Newswise — A global collaboration – led by two researchers 9,000 miles apart – has evaluated several CRISPR-Cas9 gene editing methods used for routine generation of specific animal models.
Channabasavaiah Gurumurthy, Ph.D., of the University of Nebraska Medical Center, and Gaetan Burgio, Ph.D., of Australian National University, are corresponding authors on the paper recently published in Genome Biology, which includes 112 other authors from 20 labs around the world.
“Genetic engineering is complex,” Dr. Gurumurthy said. “Our paper analyzed all available methods to determine which offer higher efficiencies in generating complex animal models called conditional knockouts, which ultimately provide greater insight into gene function and disease findings.
“The results are important because custom-engineered conditional knockout animal models are widely used in biomedical research from basic studies to drug development.”
Dr. Gurumurthy is director of the Mouse Genome Engineering Core at UNMC and associate professor of pharmacology and experimental neuroscience. His previous research contributions include a breakthrough in genome engineering termed Easi-CRISPR (Efficient additions with ssDNA inserts-CRISPR). Easi-CRISPR is one of the most efficient technologies that allows scientists to custom-engineer important animal research models much more rapidly and at a significantly lower cost.

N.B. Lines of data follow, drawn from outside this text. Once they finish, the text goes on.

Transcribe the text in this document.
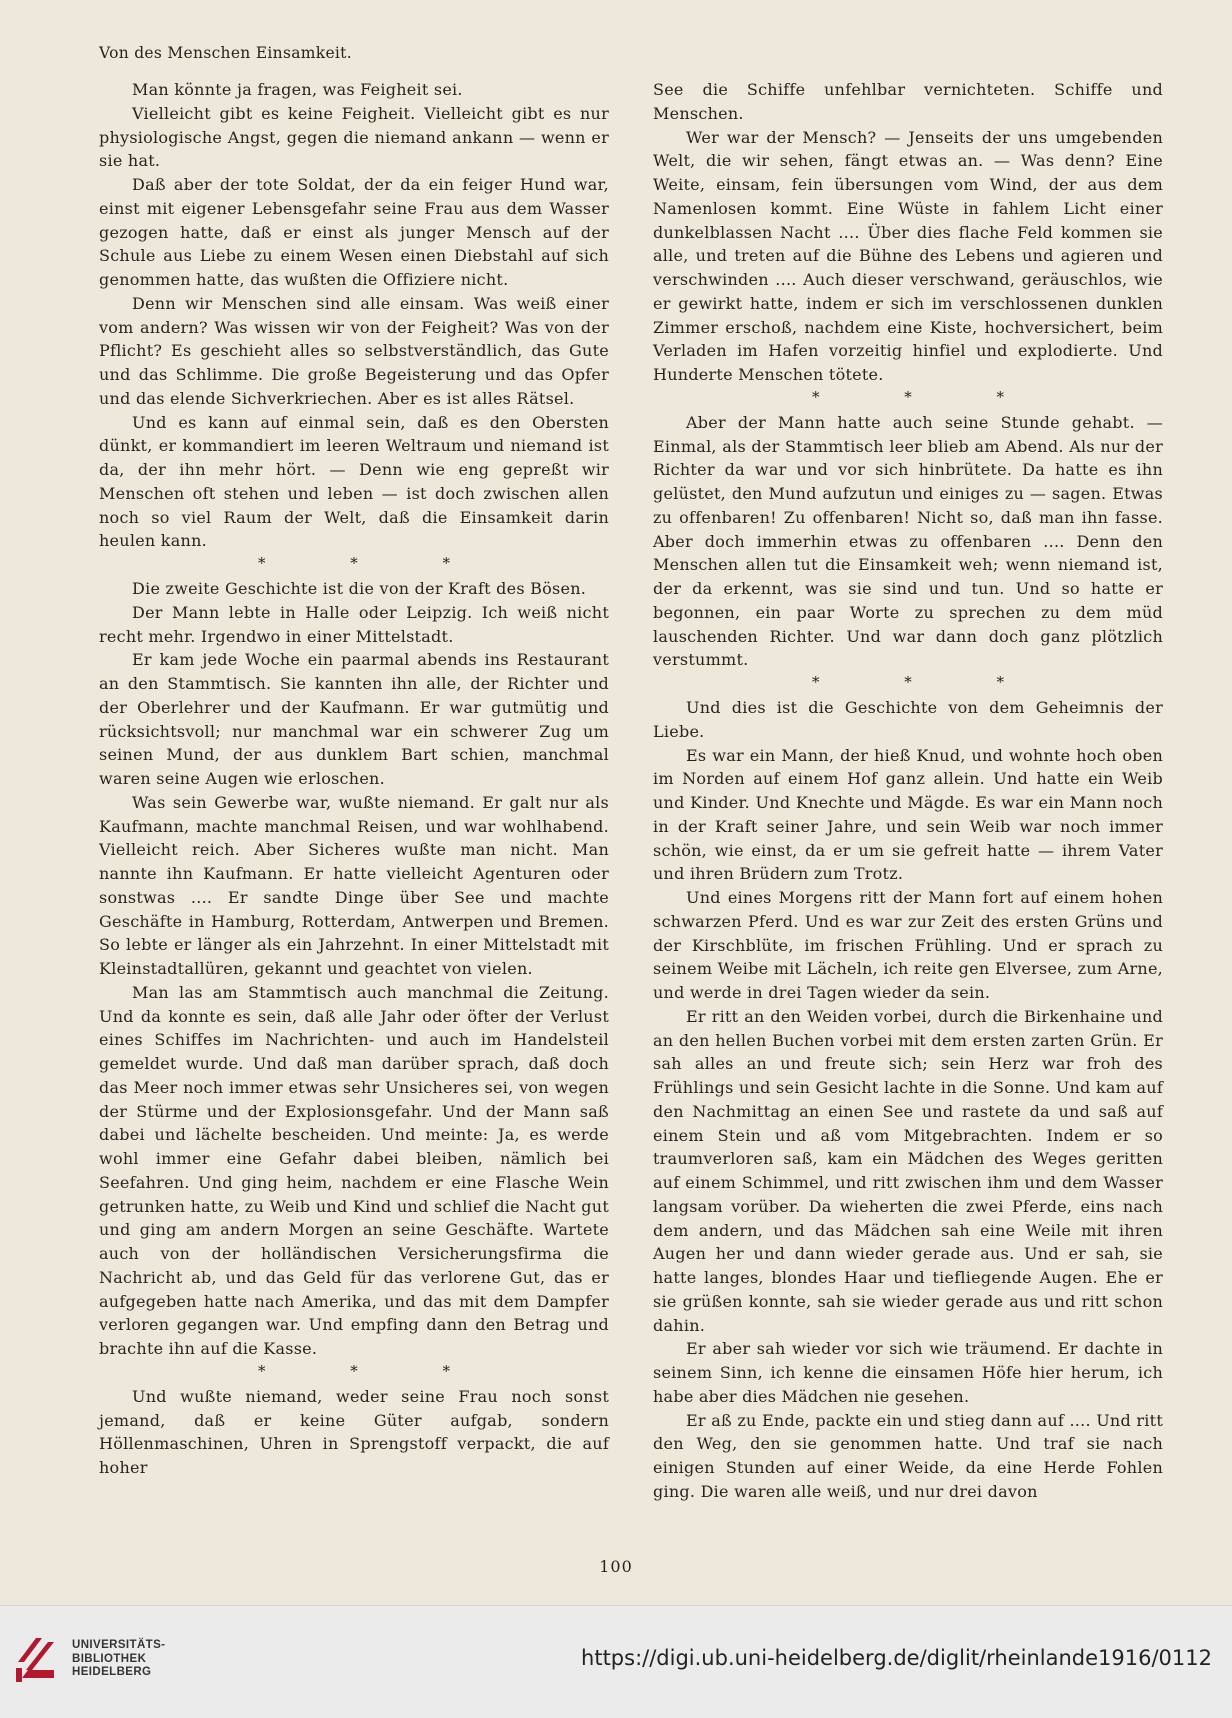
Von des Menschen Einsamkeit.

Man könnte ja fragen, was Feigheit sei.

Vielleicht gibt es keine Feigheit. Vielleicht gibt es nur physiologische Angst, gegen die niemand ankann — wenn er sie hat.

Daß aber der tote Soldat, der da ein feiger Hund war, einst mit eigener Lebensgefahr seine Frau aus dem Wasser gezogen hatte, daß er einst als junger Mensch auf der Schule aus Liebe zu einem Wesen einen Diebstahl auf sich genommen hatte, das wußten die Offiziere nicht.

Denn wir Menschen sind alle einsam. Was weiß einer vom andern? Was wissen wir von der Feigheit? Was von der Pflicht? Es geschieht alles so selbstverständlich, das Gute und das Schlimme. Die große Begeisterung und das Opfer und das elende Sichverkriechen. Aber es ist alles Rätsel.

Und es kann auf einmal sein, daß es den Obersten dünkt, er kommandiert im leeren Weltraum und niemand ist da, der ihn mehr hört. — Denn wie eng gepreßt wir Menschen oft stehen und leben — ist doch zwischen allen noch so viel Raum der Welt, daß die Einsamkeit darin heulen kann.

* * *

Die zweite Geschichte ist die von der Kraft des Bösen.

Der Mann lebte in Halle oder Leipzig. Ich weiß nicht recht mehr. Irgendwo in einer Mittelstadt.

Er kam jede Woche ein paarmal abends ins Restaurant an den Stammtisch. Sie kannten ihn alle, der Richter und der Oberlehrer und der Kaufmann. Er war gutmütig und rücksichtsvoll; nur manchmal war ein schwerer Zug um seinen Mund, der aus dunklem Bart schien, manchmal waren seine Augen wie erloschen.

Was sein Gewerbe war, wußte niemand. Er galt nur als Kaufmann, machte manchmal Reisen, und war wohlhabend. Vielleicht reich. Aber Sicheres wußte man nicht. Man nannte ihn Kaufmann. Er hatte vielleicht Agenturen oder sonstwas .... Er sandte Dinge über See und machte Geschäfte in Hamburg, Rotterdam, Antwerpen und Bremen. So lebte er länger als ein Jahrzehnt. In einer Mittelstadt mit Kleinstadtallüren, gekannt und geachtet von vielen.

Man las am Stammtisch auch manchmal die Zeitung. Und da konnte es sein, daß alle Jahr oder öfter der Verlust eines Schiffes im Nachrichten- und auch im Handelsteil gemeldet wurde. Und daß man darüber sprach, daß doch das Meer noch immer etwas sehr Unsicheres sei, von wegen der Stürme und der Explosionsgefahr. Und der Mann saß dabei und lächelte bescheiden. Und meinte: Ja, es werde wohl immer eine Gefahr dabei bleiben, nämlich bei Seefahren. Und ging heim, nachdem er eine Flasche Wein getrunken hatte, zu Weib und Kind und schlief die Nacht gut und ging am andern Morgen an seine Geschäfte. Wartete auch von der holländischen Versicherungsfirma die Nachricht ab, und das Geld für das verlorene Gut, das er aufgegeben hatte nach Amerika, und das mit dem Dampfer verloren gegangen war. Und empfing dann den Betrag und brachte ihn auf die Kasse.

* * *

Und wußte niemand, weder seine Frau noch sonst jemand, daß er keine Güter aufgab, sondern Höllenmaschinen, Uhren in Sprengstoff verpackt, die auf hoher

See die Schiffe unfehlbar vernichteten. Schiffe und Menschen.

Wer war der Mensch? — Jenseits der uns umgebenden Welt, die wir sehen, fängt etwas an. — Was denn? Eine Weite, einsam, fein übersungen vom Wind, der aus dem Namenlosen kommt. Eine Wüste in fahlem Licht einer dunkelblassen Nacht .... Über dies flache Feld kommen sie alle, und treten auf die Bühne des Lebens und agieren und verschwinden .... Auch dieser verschwand, geräuschlos, wie er gewirkt hatte, indem er sich im verschlossenen dunklen Zimmer erschoß, nachdem eine Kiste, hochversichert, beim Verladen im Hafen vorzeitig hinfiel und explodierte. Und Hunderte Menschen tötete.

* * *

Aber der Mann hatte auch seine Stunde gehabt. — Einmal, als der Stammtisch leer blieb am Abend. Als nur der Richter da war und vor sich hinbrütete. Da hatte es ihn gelüstet, den Mund aufzutun und einiges zu — sagen. Etwas zu offenbaren! Zu offenbaren! Nicht so, daß man ihn fasse. Aber doch immerhin etwas zu offenbaren .... Denn den Menschen allen tut die Einsamkeit weh; wenn niemand ist, der da erkennt, was sie sind und tun. Und so hatte er begonnen, ein paar Worte zu sprechen zu dem müd lauschenden Richter. Und war dann doch ganz plötzlich verstummt.

* * *

Und dies ist die Geschichte von dem Geheimnis der Liebe.

Es war ein Mann, der hieß Knud, und wohnte hoch oben im Norden auf einem Hof ganz allein. Und hatte ein Weib und Kinder. Und Knechte und Mägde. Es war ein Mann noch in der Kraft seiner Jahre, und sein Weib war noch immer schön, wie einst, da er um sie gefreit hatte — ihrem Vater und ihren Brüdern zum Trotz.

Und eines Morgens ritt der Mann fort auf einem hohen schwarzen Pferd. Und es war zur Zeit des ersten Grüns und der Kirschblüte, im frischen Frühling. Und er sprach zu seinem Weibe mit Lächeln, ich reite gen Elversee, zum Arne, und werde in drei Tagen wieder da sein.

Er ritt an den Weiden vorbei, durch die Birkenhaine und an den hellen Buchen vorbei mit dem ersten zarten Grün. Er sah alles an und freute sich; sein Herz war froh des Frühlings und sein Gesicht lachte in die Sonne. Und kam auf den Nachmittag an einen See und rastete da und saß auf einem Stein und aß vom Mitgebrachten. Indem er so traumverloren saß, kam ein Mädchen des Weges geritten auf einem Schimmel, und ritt zwischen ihm und dem Wasser langsam vorüber. Da wieherten die zwei Pferde, eins nach dem andern, und das Mädchen sah eine Weile mit ihren Augen her und dann wieder gerade aus. Und er sah, sie hatte langes, blondes Haar und tiefliegende Augen. Ehe er sie grüßen konnte, sah sie wieder gerade aus und ritt schon dahin.

Er aber sah wieder vor sich wie träumend. Er dachte in seinem Sinn, ich kenne die einsamen Höfe hier herum, ich habe aber dies Mädchen nie gesehen.

Er aß zu Ende, packte ein und stieg dann auf .... Und ritt den Weg, den sie genommen hatte. Und traf sie nach einigen Stunden auf einer Weide, da eine Herde Fohlen ging. Die waren alle weiß, und nur drei davon

100
UNIVERSITÄTS-
BIBLIOTHEK
HEIDELBERG
https://digi.ub.uni-heidelberg.de/diglit/rheinlande1916/0112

In their recent paper, titled “Reproducibility of CRISPR-Cas9 Methods for generation of conditional mouse alleles: a multi-center evaluation,” the global team analyzed the first CRISPR method published six years ago in Cell and compared it with the newer methods including Easi-CRISPR.
Their findings? The Cell paper approach was less than 1% efficient, based on their data from over 50 genes analyzed from 20 laboratories, whereas the Cell study had reported 16% efficiency based on data using just one gene. Easi-CRISPR and the related methods were 10 to 20 times more efficient than the Cell paper approach.
“These results demonstrate the gene editing field has considerably evolved from the past 5 years to make CRISPR more safe and efficient,” Dr. Burgio said.
Dr. Burgio’s group analyzed the extensive biological data including a process called machine learning, which provides systems the ability to automatically learn and improve from experience without being explicitly programmed.
“Dr. Gurumuthy has nearly singlehandedly developed this technology at UNMC with the support of one of our Centers of Biomedical Research Excellence grants,” said Jennifer Larsen, M.D., vice chancellor for research for UNMC. “This article demonstrated how he continues to bring innovations not only to UNMC but the broader research community. We are proud of his many accomplishments.”
“The progress in Dr. Gurumurthy's research is matched by his innovation and dogged determination,” said Howard Gendelman, M.D., Margaret R. Larson Professor of Infectious Diseases and Internal Medicine, chair of the UNMC Department of Pharmacology and Experimental Neuroscience and director of the Center for Neurodegenerative Diseases. “We are proud to call him one of our own.”